Tom Steichen <[email protected]> notes a difference in the behaviour of the
graphics option yline() option under Stata 7 and Stata 8,
> In Stata8...
>
> I added some ylines to a -graph box- using the -yline()- option,
> wherein one of the values specified in -yline()- was slightly
> outside of the range of the data being plotted.
>
> Rather than expanding the y range to include the line in the usual
> graphics region (as Stata 7 does), Stata8 plotted the line in the
> x-axis label area at a location that appeared to be correct had the
> y-axis extended down that far.
This is by design.
Graphics in Stata 7 and before attempted to be parental and guess at what you
meant by an option or specification, with the hope that the result would be
pretty.
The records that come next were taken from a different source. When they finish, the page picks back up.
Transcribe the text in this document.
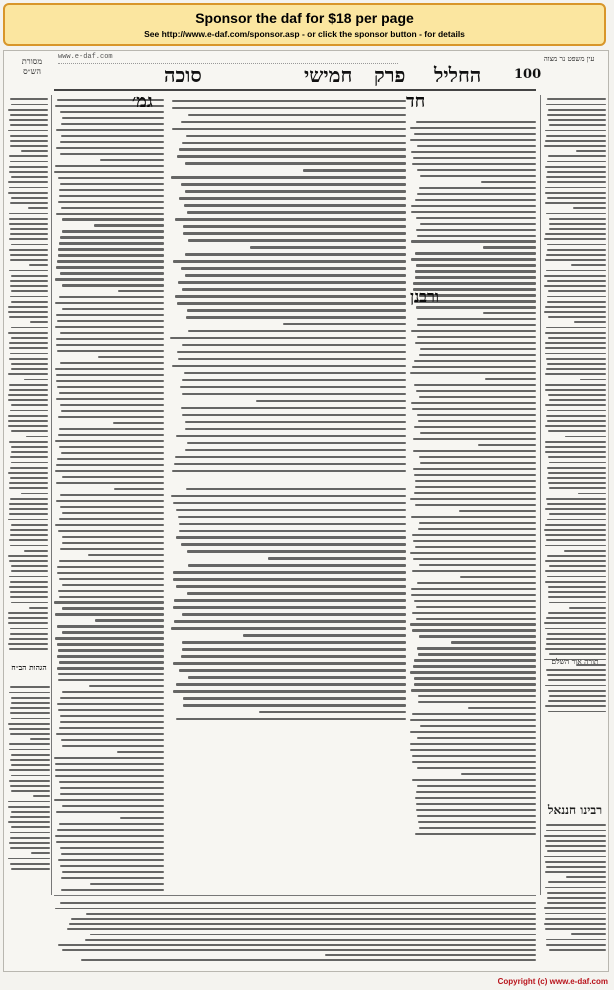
Sponsor the daf for $18 per page
See http://www.e-daf.com/sponsor.asp - or click the sponsor button - for details
www.e-daf.com
סוכה	חמישי פרק החליל	100
מסורת הש״ס
עין משפט נר מצוה
הגהות הב״ח
גמ׳	חד
ורבנן
רבינו חננאל
תורה אור השלם
Copyright (c) www.e-daf.com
In Stata 8 graphics our overriding rule has been to increase
flexibility and let users specify exactly what they want, even though the
result may be ugly. A large part of the flexibility in the new graphics comes
from not trying to second guess the user, but rather directly render what is
requested.
I can certainly think of cases where I liked -graph- under Stata 7
automatically making and assumption, and that assumption was just what I
wanted (Tom's example might usually fall in that category), but I can think of
other cases where I simply could not get what I wanted because -graph- did
something automatically that thwarted me.
Tom can explicitly expand the range of the y-axis by specifying the option
-yscale(range(# #))-, where either # may be "." to retain the default upper or
lower axis bound.
In designing Stata 8 graphics we considered making a rule that we avoid
reusing any option name when the option did not behave in Stata 8 exactly as
it did in Stata 7. The problem with that rule is that many of the Stata 7
option names are just too good, and we didn't want to lose them. We also felt
that it was easier to adapt to an option whose behaviour was sometimes changed
in Stata 8 than to learn a whole new set of options.